Institute without Boundaries

Projects Without Boundaries: What will the the first massively produced robot look like?

By Chriz Miller

Where the technology is now — a researcher at the Shadow Robot Company uses a sensor glove to control the robot in front of him. Credit: http://www.shadowrobot.com/

Question: What will the the first massively produced robot look like?

My Best Guess: Exactly like a pair of hands.

Why? 

Even massive systems have to scale up. Our built world is already made for human proportions. Using existing tools to do existing jobs, ‘Hand-bots’ could fit into the existing systems and take on one task at a time, with the potential to scale to the billions.

Mimicking hands also helps to overcome a serious design challenge: how to program them. Using Kinect-type motion reading or sensor gloves, human workers could “teach” the Hand-bots to do their work and then be replaced by them.
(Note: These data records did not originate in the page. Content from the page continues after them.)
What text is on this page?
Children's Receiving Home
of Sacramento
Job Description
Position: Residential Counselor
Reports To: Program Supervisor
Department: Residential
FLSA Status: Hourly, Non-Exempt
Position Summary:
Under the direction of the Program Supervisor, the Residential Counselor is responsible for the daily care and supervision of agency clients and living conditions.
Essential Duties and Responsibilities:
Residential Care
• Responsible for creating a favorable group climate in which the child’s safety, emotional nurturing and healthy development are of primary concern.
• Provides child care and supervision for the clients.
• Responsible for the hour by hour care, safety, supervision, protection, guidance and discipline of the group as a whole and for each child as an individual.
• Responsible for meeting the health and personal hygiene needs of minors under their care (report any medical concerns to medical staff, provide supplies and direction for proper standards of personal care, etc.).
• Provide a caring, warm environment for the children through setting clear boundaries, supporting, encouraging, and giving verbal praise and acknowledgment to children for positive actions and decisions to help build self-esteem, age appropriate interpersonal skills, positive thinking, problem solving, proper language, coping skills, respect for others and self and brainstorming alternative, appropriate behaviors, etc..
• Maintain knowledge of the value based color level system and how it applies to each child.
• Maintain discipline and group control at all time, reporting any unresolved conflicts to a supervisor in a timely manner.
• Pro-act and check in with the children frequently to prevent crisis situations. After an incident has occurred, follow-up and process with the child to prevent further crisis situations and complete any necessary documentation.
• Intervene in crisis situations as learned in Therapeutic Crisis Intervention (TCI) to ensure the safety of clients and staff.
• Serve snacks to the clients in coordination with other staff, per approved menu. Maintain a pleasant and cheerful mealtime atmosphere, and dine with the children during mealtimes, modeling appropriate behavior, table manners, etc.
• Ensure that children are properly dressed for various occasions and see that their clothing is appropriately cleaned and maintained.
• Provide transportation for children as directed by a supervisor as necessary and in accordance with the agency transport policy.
Since robots make the best economic sense in high-quality repetitive labour, early adopters will likely be Foxconn and other manufacturers in its class. These companies will provide the market to spur innovation, scale up production and bring down unit costs. Soon, Hand-bot could be affordable for everyone.

As Hand-bot become common, prices will drop, making them a more accessible tool for any repetitive manual work. Need something that can prep your meals, do the dishes and fold your laundry? Imagine just downloading the function from a market of ‘motion apps’ to program your Hand-bot to do whatever you need.

Why does it matter? 

No matter what the exact form looks like, technology is destroying jobs far more rapidly than it is making them. What kind of jobs will be lost when the handbot arrives? By some predictions, soon taxi drivers will be replaced with automated cars,  doctors will be less effective than diagnostic tools and one professor will teach 100,000 students at a time. Will we use these efficiencies to create a Jetson’s two-hour work day, or will our economy become one where only wealth makes wealth and the rest of us are left behind?  The rise of the machines is already well underway. What kind of revolution will it create?
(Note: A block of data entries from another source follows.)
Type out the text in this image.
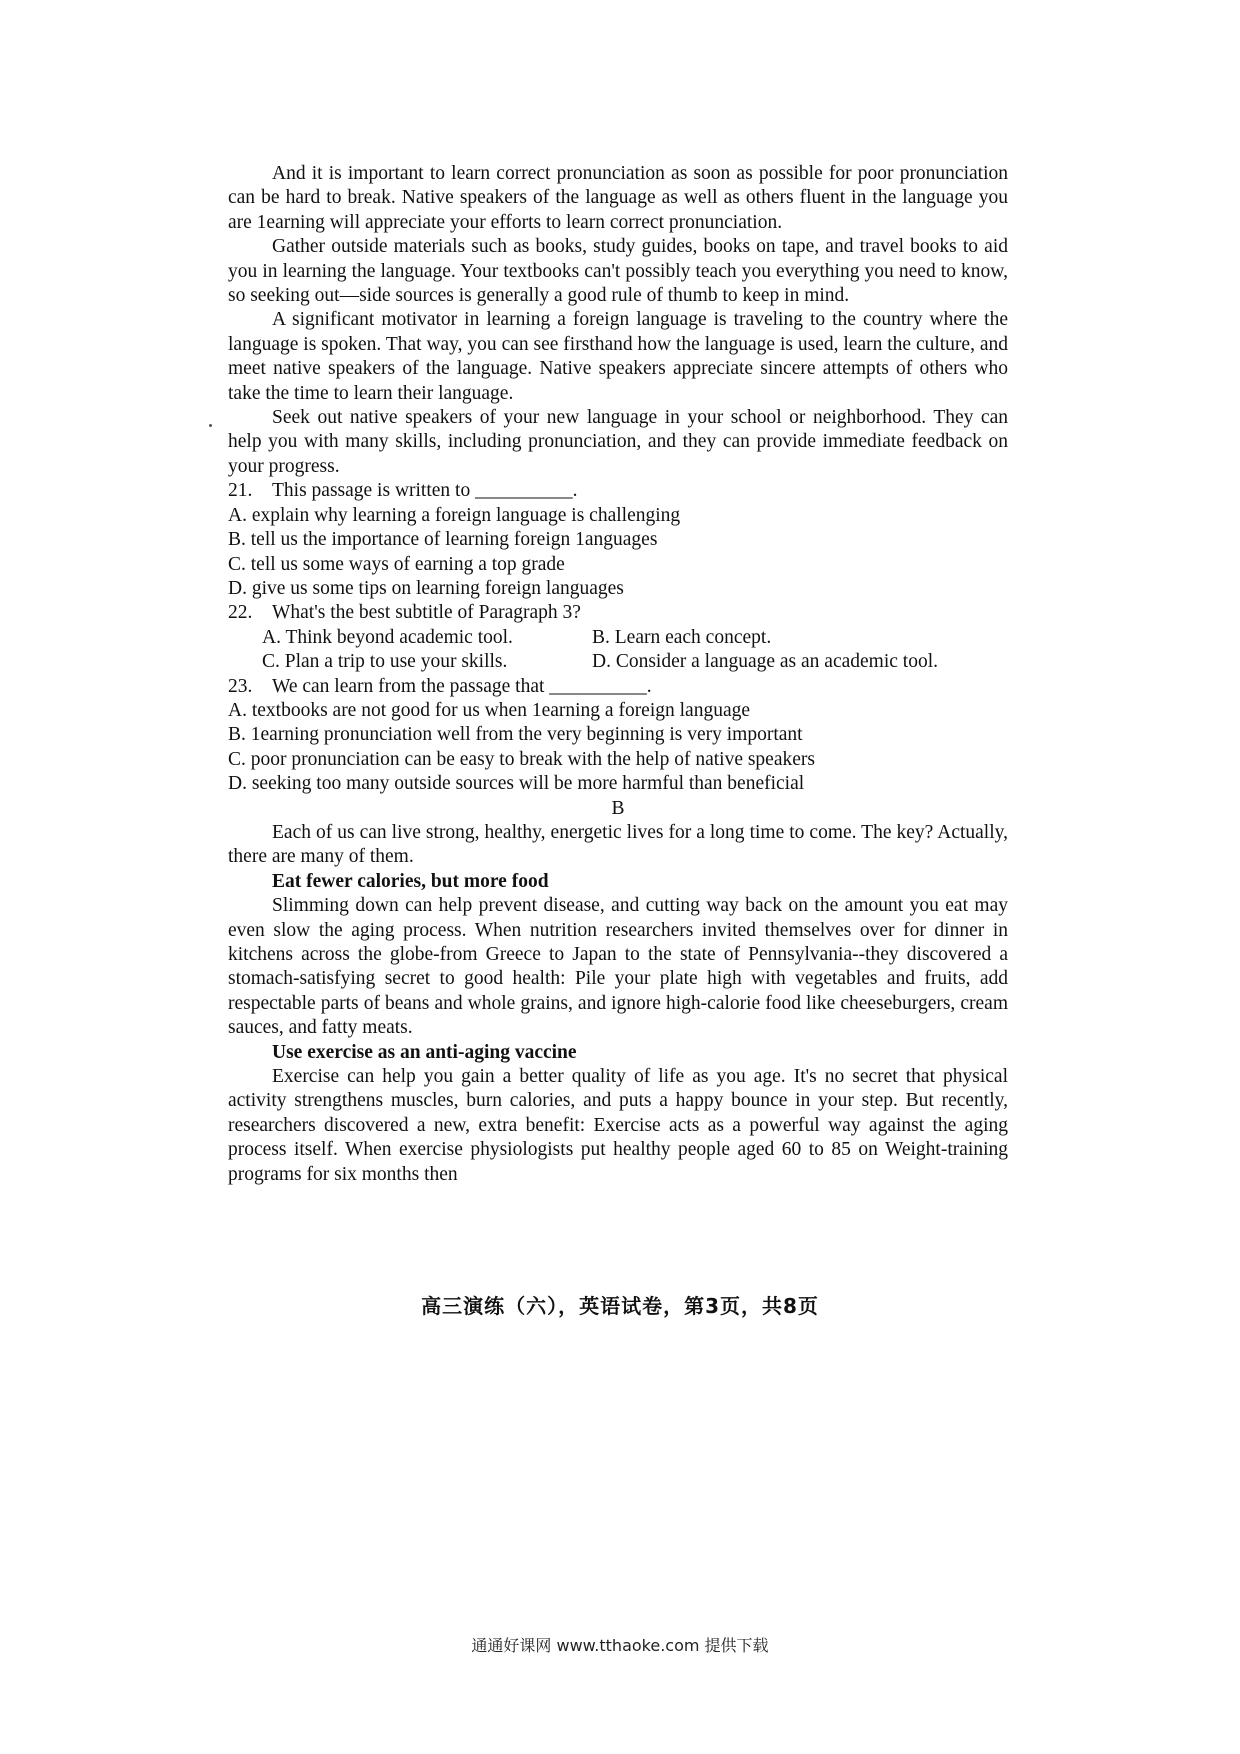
And it is important to learn correct pronunciation as soon as possible for poor pronunciation can be hard to break. Native speakers of the language as well as others fluent in the language you are 1earning will appreciate your efforts to learn correct pronunciation.

Gather outside materials such as books, study guides, books on tape, and travel books to aid you in learning the language. Your textbooks can't possibly teach you everything you need to know, so seeking out—side sources is generally a good rule of thumb to keep in mind.

A significant motivator in learning a foreign language is traveling to the country where the language is spoken. That way, you can see firsthand how the language is used, learn the culture, and meet native speakers of the language. Native speakers appreciate sincere attempts of others who take the time to learn their language.

Seek out native speakers of your new language in your school or neighborhood. They can help you with many skills, including pronunciation, and they can provide immediate feedback on your progress.

21. This passage is written to __________.

A. explain why learning a foreign language is challenging

B. tell us the importance of learning foreign 1anguages

C. tell us some ways of earning a top grade

D. give us some tips on learning foreign languages

22. What's the best subtitle of Paragraph 3?

A. Think beyond academic tool.	B. Learn each concept.
C. Plan a trip to use your skills.	D. Consider a language as an academic tool.

23. We can learn from the passage that __________.

A. textbooks are not good for us when 1earning a foreign language

B. 1earning pronunciation well from the very beginning is very important

C. poor pronunciation can be easy to break with the help of native speakers

D. seeking too many outside sources will be more harmful than beneficial

B

Each of us can live strong, healthy, energetic lives for a long time to come. The key? Actually, there are many of them.

Eat fewer calories, but more food

Slimming down can help prevent disease, and cutting way back on the amount you eat may even slow the aging process. When nutrition researchers invited themselves over for dinner in kitchens across the globe-from Greece to Japan to the state of Pennsylvania--they discovered a stomach-satisfying secret to good health: Pile your plate high with vegetables and fruits, add respectable parts of beans and whole grains, and ignore high-calorie food like cheeseburgers, cream sauces, and fatty meats.

Use exercise as an anti-aging vaccine

Exercise can help you gain a better quality of life as you age. It's no secret that physical activity strengthens muscles, burn calories, and puts a happy bounce in your step. But recently, researchers discovered a new, extra benefit: Exercise acts as a powerful way against the aging process itself. When exercise physiologists put healthy people aged 60 to 85 on Weight-training programs for six months then

高三演练（六），英语试卷，第3页，共8页
通通好课网 www.tthaoke.com 提供下载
Projects Without Boundaries is an IwB Blog column where design thinkers dream big.  Here they get to imagine a world without the constraints of budgets, bureaucratic red tape, voters, clients and maybe even physical limitations.  Each article will feature the dream project of one designer/design studio and an accompanying image.

Chriz Miller is a Design Strategist with a post-grad certificate from the Institute without Boundaries. His most recent work experience was working as a strategist and doing Human Resources management with the largest independent NGO in South America.